I bought some 6 gallon jugs about 18 months ago, but you'll spend more on the jug than what you'll save.
(I use them to store ethanol-free gas for my power tools. I buy the gas at an airport about 25 minutes away from my house, and at $6 a gallon, it's "worth it" to make a trip about once a season.)
The airport that I go to sells both unleaded and "low lead." It's very easy to choose the "unleaded" pump. It's lower octane than 100, but I don't remember the exact value.
I live in area with lots of natural disasters and store fuel on site. It’s already full, but thinking about buying another tank to take advantage of the prices
I filled my car in Wisconsin for the first time in 2 months at $0.989 for 87 octane. I think the last time I paid that price the attendant filled it for me.
The states on that list include New York, Michigan, Arkansas, Mississippi, Oklahoma, Ohio, Colorado, Missouri, Iowa, Virginia, Wisconsin, Kansas and Kentucky.
Keep in mind though that prices are not in any way shape or form set at the state level. This could just mean that one small region of the state has that price while the major metro areas where 95% of the states population live are 250% higher still.
> Keep in mind though that prices are not in any way shape or form set at the state level
Gasoline / Diesel taxes vary pretty widely from state to state.
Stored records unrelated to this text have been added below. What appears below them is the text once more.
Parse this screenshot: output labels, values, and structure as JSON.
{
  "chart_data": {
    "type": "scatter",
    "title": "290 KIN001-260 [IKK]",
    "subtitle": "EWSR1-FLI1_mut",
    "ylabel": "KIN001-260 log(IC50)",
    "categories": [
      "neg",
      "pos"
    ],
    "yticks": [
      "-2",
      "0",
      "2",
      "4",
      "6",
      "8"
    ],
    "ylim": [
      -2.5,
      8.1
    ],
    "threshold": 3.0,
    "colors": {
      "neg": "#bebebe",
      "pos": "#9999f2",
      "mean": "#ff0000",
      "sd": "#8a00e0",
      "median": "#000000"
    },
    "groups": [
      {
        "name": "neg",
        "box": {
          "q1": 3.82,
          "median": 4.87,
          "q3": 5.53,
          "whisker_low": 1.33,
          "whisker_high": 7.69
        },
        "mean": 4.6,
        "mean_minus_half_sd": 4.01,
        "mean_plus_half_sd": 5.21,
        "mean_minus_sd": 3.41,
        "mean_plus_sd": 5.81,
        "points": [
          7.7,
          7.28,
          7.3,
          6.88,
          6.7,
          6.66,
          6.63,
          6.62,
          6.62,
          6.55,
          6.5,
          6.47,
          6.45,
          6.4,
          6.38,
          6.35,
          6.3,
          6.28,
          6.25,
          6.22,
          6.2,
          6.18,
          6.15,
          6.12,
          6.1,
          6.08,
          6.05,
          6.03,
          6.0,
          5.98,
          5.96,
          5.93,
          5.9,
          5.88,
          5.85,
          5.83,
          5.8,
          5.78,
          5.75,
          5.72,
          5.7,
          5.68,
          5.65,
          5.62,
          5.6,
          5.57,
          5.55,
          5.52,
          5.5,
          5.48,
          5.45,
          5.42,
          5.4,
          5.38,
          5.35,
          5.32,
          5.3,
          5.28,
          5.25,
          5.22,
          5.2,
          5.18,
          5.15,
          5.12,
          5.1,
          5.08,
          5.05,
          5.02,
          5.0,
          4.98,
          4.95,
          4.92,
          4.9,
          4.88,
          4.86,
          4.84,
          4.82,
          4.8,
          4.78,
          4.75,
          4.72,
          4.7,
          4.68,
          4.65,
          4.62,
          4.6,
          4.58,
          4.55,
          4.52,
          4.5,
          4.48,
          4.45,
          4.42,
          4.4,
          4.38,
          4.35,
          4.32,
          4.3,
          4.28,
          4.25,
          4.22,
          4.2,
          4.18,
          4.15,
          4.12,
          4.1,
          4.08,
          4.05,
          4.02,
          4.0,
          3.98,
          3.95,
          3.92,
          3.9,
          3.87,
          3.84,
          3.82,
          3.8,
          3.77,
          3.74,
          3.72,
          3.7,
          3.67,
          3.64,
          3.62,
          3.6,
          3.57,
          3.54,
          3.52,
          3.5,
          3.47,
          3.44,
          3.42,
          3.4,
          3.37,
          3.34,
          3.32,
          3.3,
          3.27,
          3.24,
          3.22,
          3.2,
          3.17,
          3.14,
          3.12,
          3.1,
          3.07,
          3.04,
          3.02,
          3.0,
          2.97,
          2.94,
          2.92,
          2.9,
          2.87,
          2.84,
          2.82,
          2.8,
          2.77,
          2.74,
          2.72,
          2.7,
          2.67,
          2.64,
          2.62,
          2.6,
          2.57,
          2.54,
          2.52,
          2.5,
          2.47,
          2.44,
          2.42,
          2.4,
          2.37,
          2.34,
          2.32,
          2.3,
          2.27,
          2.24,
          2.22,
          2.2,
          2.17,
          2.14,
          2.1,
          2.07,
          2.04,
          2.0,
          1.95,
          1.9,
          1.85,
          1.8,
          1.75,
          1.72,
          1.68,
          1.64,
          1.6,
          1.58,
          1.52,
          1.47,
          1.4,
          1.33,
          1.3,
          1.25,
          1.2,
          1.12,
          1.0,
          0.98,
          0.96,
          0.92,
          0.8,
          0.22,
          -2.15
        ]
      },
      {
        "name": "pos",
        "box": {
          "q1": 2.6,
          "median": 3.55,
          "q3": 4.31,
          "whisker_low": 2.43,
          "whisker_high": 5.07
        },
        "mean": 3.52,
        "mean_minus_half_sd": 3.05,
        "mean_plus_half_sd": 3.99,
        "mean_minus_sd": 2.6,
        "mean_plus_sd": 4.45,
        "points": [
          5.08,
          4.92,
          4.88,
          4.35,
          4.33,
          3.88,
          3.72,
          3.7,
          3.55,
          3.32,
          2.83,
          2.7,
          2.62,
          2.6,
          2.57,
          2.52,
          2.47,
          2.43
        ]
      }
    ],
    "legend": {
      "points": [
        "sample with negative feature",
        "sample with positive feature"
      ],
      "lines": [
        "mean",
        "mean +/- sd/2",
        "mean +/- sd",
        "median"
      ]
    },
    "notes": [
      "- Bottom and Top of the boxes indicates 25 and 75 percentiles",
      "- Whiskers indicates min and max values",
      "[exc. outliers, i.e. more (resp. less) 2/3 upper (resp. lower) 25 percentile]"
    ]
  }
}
Taking from either end, gas in Alaska is taxed at 14.6 cents per gallon, while California's gas tax is more than quadruple that at 61.2 cents. The gap is even bigger for diesel.
Maybe this is a semantic critique, but the assertion that prices are not set at the state level seems a naive one. They're not "set" at the federal level either, but taxes bear on the price significantly at both levels, though more uniformly at the latter.
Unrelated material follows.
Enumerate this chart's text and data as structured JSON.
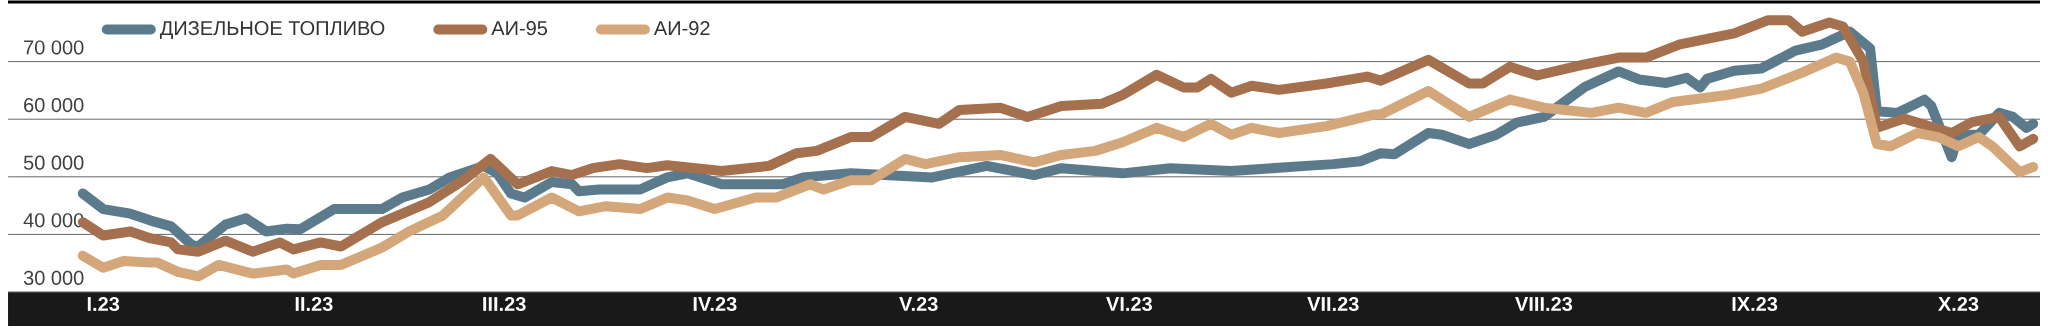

I live in one of the large metros in Ohio, prices are all still $1.30-1.50/gallon here. Like most of the locations in the article, I would guess the sub-dollar prices are very isolated locations or special circumstances (no-tax native american reservations like I saw in other comments?)
Is this website about internal combustion engine fuels? Or it's just an aggregator of all american newspapers? I thought HN is something about software and programming.
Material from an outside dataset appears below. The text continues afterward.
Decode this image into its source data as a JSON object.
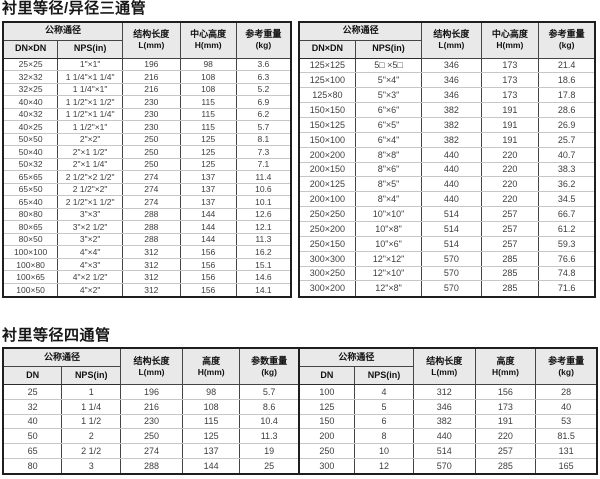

One of my cars is a long-range Tesla, the other is a plug-in hybrid that can go about 30-ish miles on a battery.
At the beginning of the lockdown, I looked at my wife and said, "let's stop touching icky gas handles during this whole thing and make sure we only charge at home."
So all of our distance driving uses the Tesla, and we use the plug-in hybrid for in town driving.
In my case, I'm an environmentalist. A good friend of mine, who's an Uber driver, just bought a Model 3 Dual Motor, same car that I have. (Although I don't know if he paid for enhanced autopiolot.)
> Must be nice to be rich.
Money is also about understanding the difference between the cost of equipment versus the cost of ownership. A gas car costs more to operate than an electric car.
It's easy to misunderstand the cost of an electric vehicle. In general:
1: $60k: I spent (rough numbers) $60k on a Model 3 Dual Motor
2: -$10k: I got $7500 back from the federal government, and $2500k from my state. (Purchased in December 2018)
3: -$10k: I will save (rough numbers) $10k over the life of the car because charging at home is cheaper than buying gas, and because electric cars are much cheaper to maintain. (I had a Leaf for 4 years and only paid to rotate the tires.)
My Model 3 Dual Motor is (roughly) like spending $40k on a gas car. Plenty of middle-class people buy cars in this price range.
The difference is that more of my ongoing costs are in the loan, which never changes, compared to things like gas, where the price fluctuates.
That's not a good way to describe HN. Yes there are a lot of software engineers here, but there are many others as well. They're just as welcome and HN is just as much "for" them.